L’effet interchromosomique pourrait s’expliquer par la formation d’hétérosynapses entre les chromosomes impliqués dans la translocation et la vésicule sexuelle, qui pourraient également impliquer d’autres chromosomes. La GLACE reste controversée dans la littérature. Certaines publications ont indiqué sa présence avec la translocation robertsonienne tandis que d’autres n’ont démontré aucune preuve de ce phénomène. Dans notre étude, nous avons observé une incidence plus élevée d’aneuploïdie pour les chromosomes sexuels dans les spermatozoïdes dans la translocation robertsonienne hétérozygote, mais pas dans la translocation Robertsonienne homozygote, ce qui suggère que la GLACE ne se présente que dans certains porteurs de translocation Robertsonienne.

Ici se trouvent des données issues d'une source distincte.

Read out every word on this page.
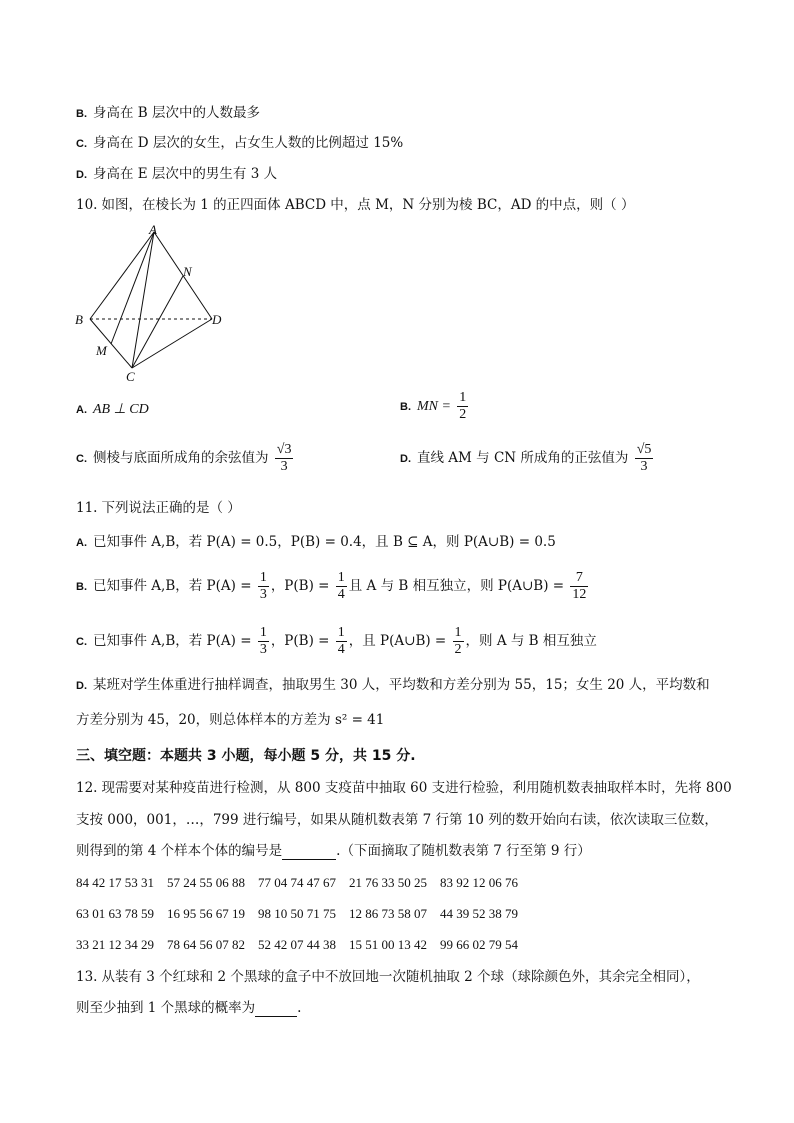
B. 身高在 B 层次中的人数最多
C. 身高在 D 层次的女生，占女生人数的比例超过 15%
D. 身高在 E 层次中的男生有 3 人
10. 如图，在棱长为 1 的正四面体 ABCD 中，点 M，N 分别为棱 BC，AD 的中点，则（ ）
A
N
B	D
M
C
A. AB ⊥ CD	B. MN = $\frac{1}{2}$
C. 侧棱与底面所成角的余弦值为 $\frac{√3}{3}$	D. 直线 AM 与 CN 所成角的正弦值为 $\frac{√5}{3}$
11. 下列说法正确的是（ ）
A. 已知事件 A,B，若 P(A) = 0.5，P(B) = 0.4，且 B ⊆ A，则 P(A∪B) = 0.5
B. 已知事件 A,B，若 $P(A) = \frac{1}{3}$ ，$P(B) = \frac{1}{4}$ 且 A 与 B 相互独立，则 P(A∪B) = $\frac{7}{12}$
C. 已知事件 A,B，若 $P(A) = \frac{1}{3}$ ，$P(B) = \frac{1}{4}$ ，且 P(A∪B) = $\frac{1}{2}$ ，则 A 与 B 相互独立
D. 某班对学生体重进行抽样调查，抽取男生 30 人，平均数和方差分别为 55，15；女生 20 人，平均数和
方差分别为 45，20，则总体样本的方差为 s² = 41
三、填空题：本题共 3 小题，每小题 5 分，共 15 分.
12. 现需要对某种疫苗进行检测，从 800 支疫苗中抽取 60 支进行检验，利用随机数表抽取样本时，先将 800
支按 000，001，…，799 进行编号，如果从随机数表第 7 行第 10 列的数开始向右读，依次读取三位数，
则得到的第 4 个样本个体的编号是	.（下面摘取了随机数表第 7 行至第 9 行）
84 42 17 53 31    57 24 55 06 88    77 04 74 47 67    21 76 33 50 25    83 92 12 06 76
63 01 63 78 59    16 95 56 67 19    98 10 50 71 75    12 86 73 58 07    44 39 52 38 79
33 21 12 34 29    78 64 56 07 82    52 42 07 44 38    15 51 00 13 42    99 66 02 79 54
13. 从装有 3 个红球和 2 个黑球的盒子中不放回地一次随机抽取 2 个球（球除颜色外，其余完全相同），
则至少抽到 1 个黑球的概率为	.
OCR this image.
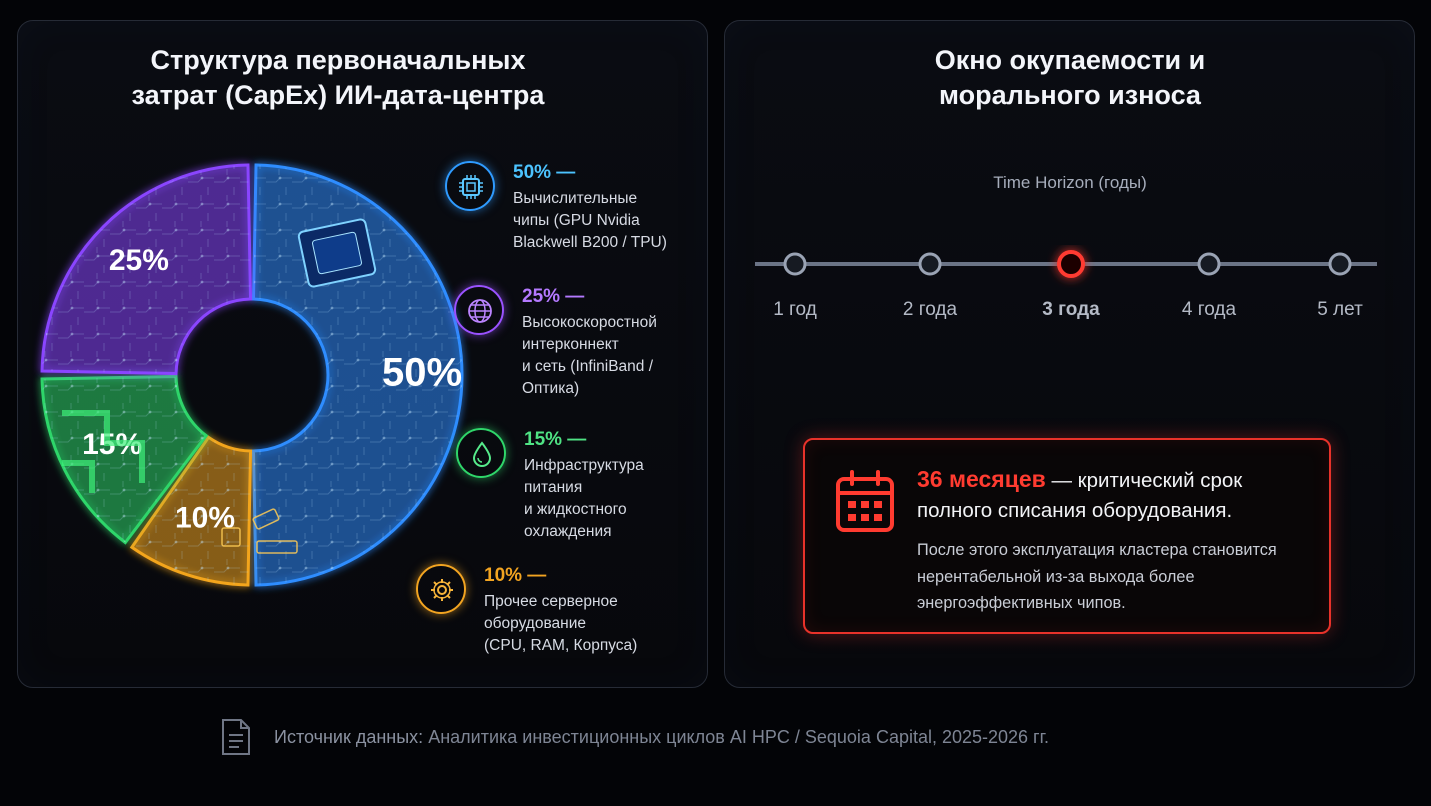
Структура первоначальных
затрат (CapEx) ИИ-дата-центра
50%
10%
15%
25%
50% —
Вычислительные
чипы (GPU Nvidia
Blackwell B200 / TPU)
25% —
Высокоскоростной
интерконнект
и сеть (InfiniBand /
Оптика)
15% —
Инфраструктура
питания
и жидкостного
охлаждения
10% —
Прочее серверное
оборудование
(CPU, RAM, Корпуса)
Окно окупаемости и
морального износа
Time Horizon (годы)
1 год	2 года	3 года	4 года	5 лет
36 месяцев — критический срок полного списания оборудования.
После этого эксплуатация кластера становится нерентабельной из-за выхода более энергоэффективных чипов.
Источник данных: Аналитика инвестиционных циклов AI HPC / Sequoia Capital, 2025-2026 гг.
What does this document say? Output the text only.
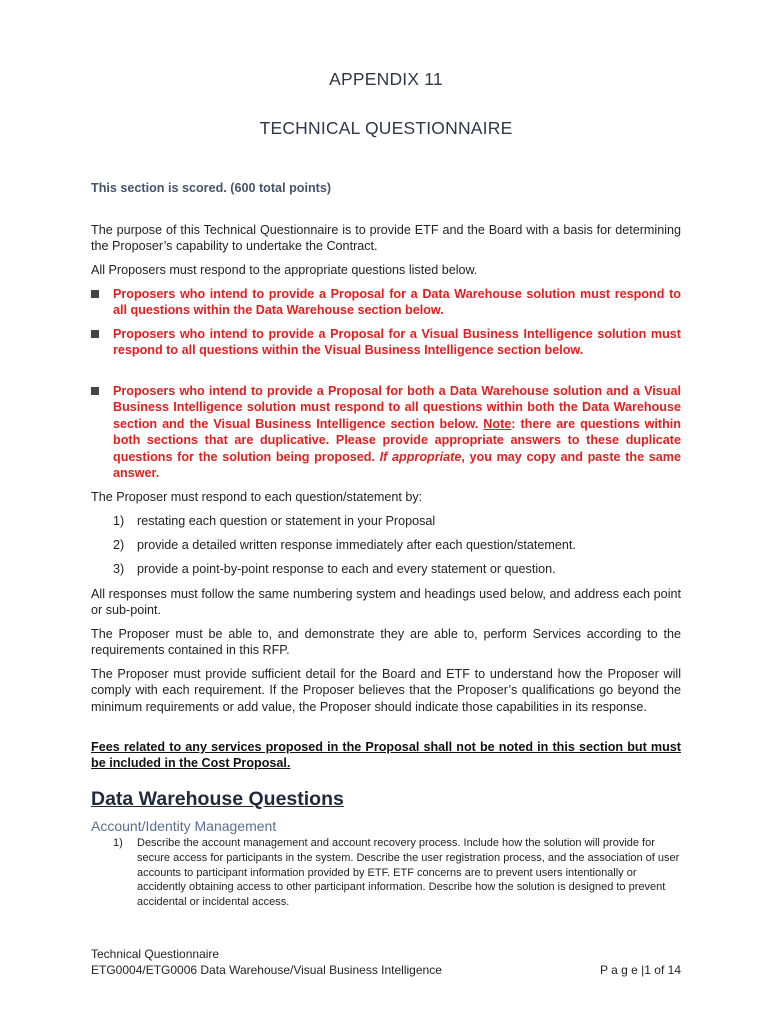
APPENDIX 11
TECHNICAL QUESTIONNAIRE
This section is scored. (600 total points)

The purpose of this Technical Questionnaire is to provide ETF and the Board with a basis for determining the Proposer’s capability to undertake the Contract.

All Proposers must respond to the appropriate questions listed below.

Proposers who intend to provide a Proposal for a Data Warehouse solution must respond to all questions within the Data Warehouse section below.
Proposers who intend to provide a Proposal for a Visual Business Intelligence solution must respond to all questions within the Visual Business Intelligence section below.
Proposers who intend to provide a Proposal for both a Data Warehouse solution and a Visual Business Intelligence solution must respond to all questions within both the Data Warehouse section and the Visual Business Intelligence section below. Note: there are questions within both sections that are duplicative. Please provide appropriate answers to these duplicate questions for the solution being proposed. If appropriate, you may copy and paste the same answer.

The Proposer must respond to each question/statement by:

1) restating each question or statement in your Proposal
2) provide a detailed written response immediately after each question/statement.
3) provide a point-by-point response to each and every statement or question.

All responses must follow the same numbering system and headings used below, and address each point or sub-point.

The Proposer must be able to, and demonstrate they are able to, perform Services according to the requirements contained in this RFP.

The Proposer must provide sufficient detail for the Board and ETF to understand how the Proposer will comply with each requirement. If the Proposer believes that the Proposer’s qualifications go beyond the minimum requirements or add value, the Proposer should indicate those capabilities in its response.

Fees related to any services proposed in the Proposal shall not be noted in this section but must be included in the Cost Proposal.

Data Warehouse Questions
Account/Identity Management
1) Describe the account management and account recovery process. Include how the solution will provide for secure access for participants in the system. Describe the user registration process, and the association of user accounts to participant information provided by ETF. ETF concerns are to prevent users intentionally or accidently obtaining access to other participant information. Describe how the solution is designed to prevent accidental or incidental access.
Technical Questionnaire
ETG0004/ETG0006 Data Warehouse/Visual Business Intelligence	P a g e |1 of 14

Les réarrangements robertsoniens sont des changements chromosomiques courants qui peuvent conduire à une isolation reproductive rapide et efficace entre des populations caryotypiquement similaires, en particulier lorsque de nombreux chromosomes métacentriques Robertsoniens présentent des homologies monobrachiales. Des translocations robertsoniennes homozygotes ont été signalées par plusieurs groupes et examinées de manière systémique par le groupe d’O’Neill. Dallapiccola et coll. a signalé un fœtus avec deux chromosomes t (14; 21). Les parents apparentés étaient hétérozygotes pour la même translocation. Martinez et coll. a signalé trois frères et sœurs adultes homozygotes pour t (13; 14). Leurs parents étaient cousins germains et tous deux étaient porteurs hétérozygotes. Rajangam et coll. trouvé un caryotype DS unique 45, XY, der (14; 21) pat, der (14; 21) mat, +21mat. Bien que l’hétérozygotie de translocation soit associée à des perturbations méiotiques, ce qui entraînera une infertilité et une sous-fécondité, elle ne devrait avoir aucun effet sur la méiose. Ici, nous avons signalé un homme avec un caryotype 44, XY, der(14; 15) (q10; q10), der (14; 15) (q10; q10). La translocation robertsonienne peut fournir du matériel pour l’évolution. L’isolement à long terme d’un groupe d’individus homozygotes pour un chromosome de translocation Robertsonienne particulier pourrait théoriquement conduire à l’établissement d’une nouvelle sous-espèce humaine possédant un complément génétique complet dans 44 chromosomes. Bien que les différences caryotypiques entre les espèces soient reconnues depuis longtemps, la question de savoir si ces mutations jouent un rôle causal dans la spéciation reste sans réponse. Dans notre étude, tous les spermatozoïdes des homozygotes de translocation Robertsonienne étaient équilibrés alors que ceux des hétérozygotes présentaient un pourcentage de déséquilibrés impliquant un potentiel d’homozygotie des translocations Robertsoniennes pour la spéciation.